The largest of those programs—available to the self-employed, gig workers and others not typically eligible for unemployment aid—paid benefits to 10.2 million workers in the Oct. 3 week, according to the Labor Department. The pandemic figures aren’t adjusted for seasonality and reported with a delay. That number exceeded those receiving benefits from state programs, 9 million on an unadjusted basis that week, which cover more than 140 million workers.

Analysts are skeptical about the figures for the new program. At the end of last year, there were about 10 million self-employed workers, according to the Labor Department.

Jeremy Terlecki, 37 years old, is among those facing a prolonged spell of unemployment. He has been receiving jobless benefits since shortly after he was laid from an engineering job in the oil-and-gas industry in Bakersfield, Calif. “Everything seemed to be going well with the economy and my job, then it changed so fast,” he said. “Now jobs are difficult to find…I don’t think it’s going to be an immediate comeback.”

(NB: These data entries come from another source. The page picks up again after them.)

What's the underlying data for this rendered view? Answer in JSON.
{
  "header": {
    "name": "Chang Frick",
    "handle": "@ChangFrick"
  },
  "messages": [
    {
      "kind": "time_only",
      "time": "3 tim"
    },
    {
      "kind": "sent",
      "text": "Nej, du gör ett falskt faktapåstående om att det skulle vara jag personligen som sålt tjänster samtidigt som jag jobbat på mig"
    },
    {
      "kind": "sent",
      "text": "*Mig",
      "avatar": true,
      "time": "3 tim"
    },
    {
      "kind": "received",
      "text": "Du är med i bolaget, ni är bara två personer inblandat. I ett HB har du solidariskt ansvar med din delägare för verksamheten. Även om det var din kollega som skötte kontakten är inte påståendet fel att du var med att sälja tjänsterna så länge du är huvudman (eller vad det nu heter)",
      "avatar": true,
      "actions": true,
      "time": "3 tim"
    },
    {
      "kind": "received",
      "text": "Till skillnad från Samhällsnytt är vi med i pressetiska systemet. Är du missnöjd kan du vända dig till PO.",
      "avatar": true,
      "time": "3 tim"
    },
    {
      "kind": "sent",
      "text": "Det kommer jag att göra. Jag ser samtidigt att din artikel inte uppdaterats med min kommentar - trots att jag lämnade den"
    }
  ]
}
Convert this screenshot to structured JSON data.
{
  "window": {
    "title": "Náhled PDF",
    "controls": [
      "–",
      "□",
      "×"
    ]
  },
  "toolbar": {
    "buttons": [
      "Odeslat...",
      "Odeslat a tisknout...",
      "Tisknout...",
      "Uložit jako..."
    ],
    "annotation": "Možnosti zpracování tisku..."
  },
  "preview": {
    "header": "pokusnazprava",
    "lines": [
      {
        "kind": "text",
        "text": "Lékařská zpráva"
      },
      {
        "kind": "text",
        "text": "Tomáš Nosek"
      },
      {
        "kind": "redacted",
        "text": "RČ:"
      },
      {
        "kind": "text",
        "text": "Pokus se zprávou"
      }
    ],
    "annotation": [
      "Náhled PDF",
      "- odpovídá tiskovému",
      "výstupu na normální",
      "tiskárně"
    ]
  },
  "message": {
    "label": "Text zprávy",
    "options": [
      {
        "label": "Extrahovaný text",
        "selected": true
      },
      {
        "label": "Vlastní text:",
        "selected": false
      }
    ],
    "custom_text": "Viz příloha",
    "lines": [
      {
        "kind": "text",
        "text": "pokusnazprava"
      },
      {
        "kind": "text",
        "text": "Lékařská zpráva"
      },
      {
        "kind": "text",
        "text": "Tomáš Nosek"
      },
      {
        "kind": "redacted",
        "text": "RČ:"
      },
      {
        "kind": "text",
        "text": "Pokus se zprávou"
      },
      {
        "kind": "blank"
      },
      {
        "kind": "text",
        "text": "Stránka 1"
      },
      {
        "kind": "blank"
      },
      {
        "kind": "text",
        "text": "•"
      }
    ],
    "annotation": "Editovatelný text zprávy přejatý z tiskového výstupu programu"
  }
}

Mr. Terlecki moved with his 4-year-old daughter back to his home state of Louisiana, in hopes of better job opportunities, and is living with his sister. He said employers have expressed some interest in hiring him, but he hasn’t received an offer. He thinks companies are waiting until after the presidential election or even early next year before making commitments. Mr. Terlecki is considering relocating again, to Houston, if he doesn’t find work soon.

“I’m trying to stay afloat but I’m paying $1,000 a month in health insurance,” he said. “That hurts.”